17. 3rd Issue.--The question raised by this issue falls under the previous issue. The expression 'Ananthira Avakasham' means nothing more than the right of heirship and no special or technical significance attaches to it. This was conceded by the learned and experienced Nair Vakils on either side that argued the case in this Court. I may also refer to Logan's Manual of the Malabar District (page 245), where the word 'Ananthravar' is rendered as successor' or 'heir'. The expression as occurring in Exhibit D was conceded by the learned Vakils on both sides to mean only that Damodaran was to take the properties as heir to the Illom after Nangeli. I would, therefore, find the issue in the affirmative.
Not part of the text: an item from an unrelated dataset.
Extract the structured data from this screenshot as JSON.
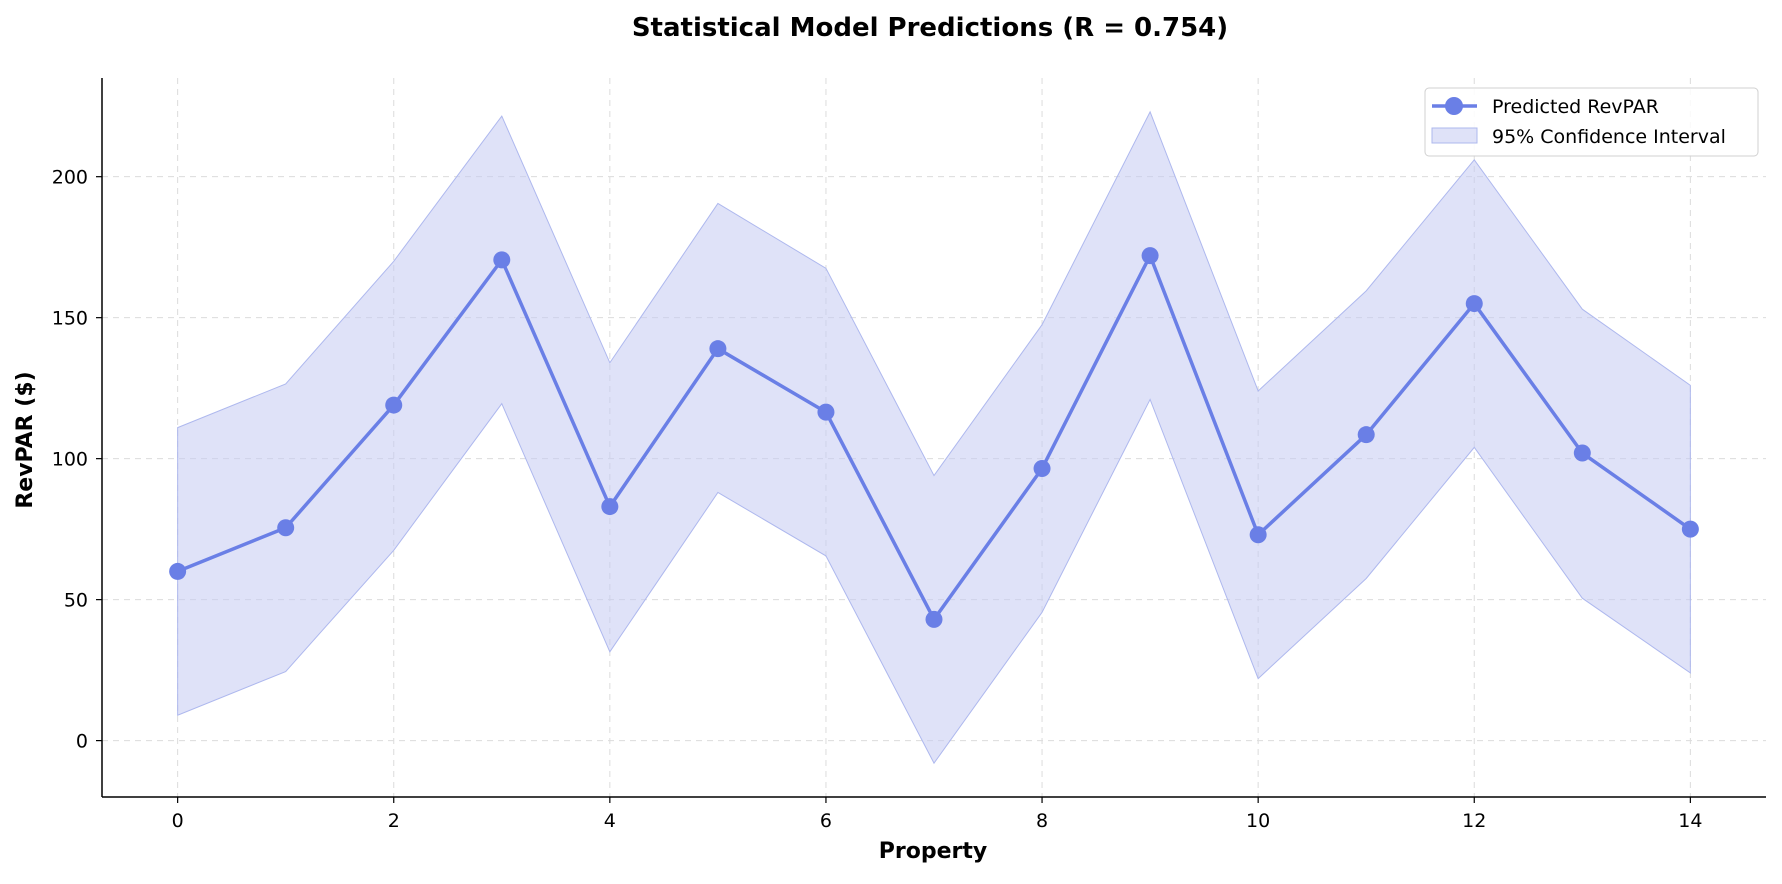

18. 4th Issue.--I think the plaintiff must be considered to have acquired by prescription the right claimed by him, viz, that he is heir to whatever properties Damodaran Moosad left. For this the main piece of evidence is Exhibit XI There was a keen dispute between the present plaintiff and the present contesting defendant No. 1 and Narayanan, Moosad already referred to and a fourth man, with regard to the properties of a Devaswom attached to the Kotakkat Illom. The contest then took the shape of rival claims to registration of name in the Revenue Register. The Special Deputy Collector's order contains the following: 'A civil suit appears to have been instituted by Narayanan Moosad in which the Uraima question may probably be decided and all the four parties express their willingness to have the registration of titles postponed until its disposal.' Although in the result the Deputy Collector ordered registration to be made in the names of all four claimants in respect of push proporties as they were holding individually, the order shows that the fight as regards Damodaran Moosad's properties was considered to lie between Narayanan Moosad on the one hand and the present plaintiff on the other. The other parties, including the present contesting defendant, were content to abide by the result of the civil litigation. Narayanan Moosad's suit ended adversely to him, Thereafter the present plaintiff's claim as heir to Damodaran Moosad was not further challenged by any one. That claim was publicly put forward to the knowledge of the contesting defendants, and it was of a nature which imported all the elements of an exclusive and hostile title. It seems to me that it is too late in the day for the defendants to question the plaintiff's general right to the Kotakkat Illom properties as Damodaran Moosad's heir.
9. This second appeal coming on for final hearing after the receipt of the findings of the lower Appellate Court upon the issues referred by this Court for trial, the Court delivered the following
10. On the finding that the plaintiff is the Attalatakam heir which we accept, the second appeal fails and is dismissed with costs. (Separate set to 32nd defendant and the plaintiff.) Time for redemption, three months from this date.